Another natural consequence of a society that is fixated on comfort is the incapacity to think.

In the final analysis this society is like the spoiled child in its incapacity to think. Anyone can observe in the pampered children of the rich a kind of irresponsibility of the mental process. It occurs simply because they do not have to think to survive. They never have to feel that definition must be clear and deduction correct if they are to escape the sharp penalties of deprivation. Therefore the typical thinking of such people is fragmentary, discursive, and expressive of a sort of contempt for realities. Their conclusions are not “earned” in the sense of being logically valid but are seized in the face of facts. The young scion knows that, if he falls, there is a net below to catch him. Hardness of condition is wanting. Without work to do, especially without work that is related to our dearest aims, the mental sinews atrophy, as do the physical. There is evidence that the masses, spoiled by like conditions, incur a similar flabbiness and in crises will prove unable to think straight enough to save themselves.

Weaver saw this coming more than 50 years ago.  The jig is up.


1 Marcia { 06.26.14 at 10:19 am }

Excellent review. Obama is the perfect example of the spoiled child. When the real world becomes too difficult – Russia invades Ukraine, Iraq in chaos, Syria a continuing blood bath, the economy tanking – and the list goes on – Obama plays golf and attends yet another fund raiser where all the crony capitalists, enjoying his administration’s largess, dutifully pony-up. And Obama reverts to his dream world in which college students need not repay their loans if they work for the state, minimum wage can be increased without job losses, and “welcoming the tie of immigrants and young dreamers ” and gun control are paramount. Obama worshippers, no longer capable of thought, keep their eyes averted and their hands grasping for the next “entitlement” he will tell them they now deserve. The jig is indeed up!
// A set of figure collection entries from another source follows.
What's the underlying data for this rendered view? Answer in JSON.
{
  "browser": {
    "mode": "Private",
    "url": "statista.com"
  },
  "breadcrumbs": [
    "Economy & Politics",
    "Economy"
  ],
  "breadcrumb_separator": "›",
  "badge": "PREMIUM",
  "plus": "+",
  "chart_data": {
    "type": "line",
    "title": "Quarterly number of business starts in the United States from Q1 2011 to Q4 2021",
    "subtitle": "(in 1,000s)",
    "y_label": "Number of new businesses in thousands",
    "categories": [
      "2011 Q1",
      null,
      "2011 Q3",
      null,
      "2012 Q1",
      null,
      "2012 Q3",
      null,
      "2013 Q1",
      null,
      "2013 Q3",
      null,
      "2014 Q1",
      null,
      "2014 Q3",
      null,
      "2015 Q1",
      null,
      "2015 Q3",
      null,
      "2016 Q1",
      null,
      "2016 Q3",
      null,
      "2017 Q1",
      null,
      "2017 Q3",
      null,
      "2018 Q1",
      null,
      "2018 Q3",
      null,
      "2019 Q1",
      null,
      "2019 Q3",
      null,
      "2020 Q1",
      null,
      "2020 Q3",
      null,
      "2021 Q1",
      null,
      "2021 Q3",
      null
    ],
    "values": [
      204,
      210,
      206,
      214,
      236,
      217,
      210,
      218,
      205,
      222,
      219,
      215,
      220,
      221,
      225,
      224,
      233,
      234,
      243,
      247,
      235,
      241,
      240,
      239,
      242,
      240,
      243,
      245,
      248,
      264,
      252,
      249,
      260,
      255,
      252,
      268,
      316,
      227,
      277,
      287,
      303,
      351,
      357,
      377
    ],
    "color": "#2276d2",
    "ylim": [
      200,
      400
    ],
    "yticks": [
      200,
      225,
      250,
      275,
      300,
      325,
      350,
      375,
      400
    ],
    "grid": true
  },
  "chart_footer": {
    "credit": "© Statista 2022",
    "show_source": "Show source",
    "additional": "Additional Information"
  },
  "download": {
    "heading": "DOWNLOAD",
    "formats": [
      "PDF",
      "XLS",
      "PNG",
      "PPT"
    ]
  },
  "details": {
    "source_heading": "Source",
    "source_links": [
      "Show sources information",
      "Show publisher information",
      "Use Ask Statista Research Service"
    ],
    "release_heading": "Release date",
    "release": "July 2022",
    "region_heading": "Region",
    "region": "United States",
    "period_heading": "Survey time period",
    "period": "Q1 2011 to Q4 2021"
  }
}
2 Marcy O'Rourke { 06.26.14 at 10:20 am }

I cannot help but think that the argument against the pursuit of comfort simply restates Rousseau’s Noble Savage fantasy. It is always better not to die of tuberculosis, rabies, or cholera, and to be warm with plenty of good books and food. Cave men were not superior in virtue as far as we know. Grim necessity will always stand foursquare between man and his dreams. God has made this world just as difficult as he wants it to be. We are not wiser than God.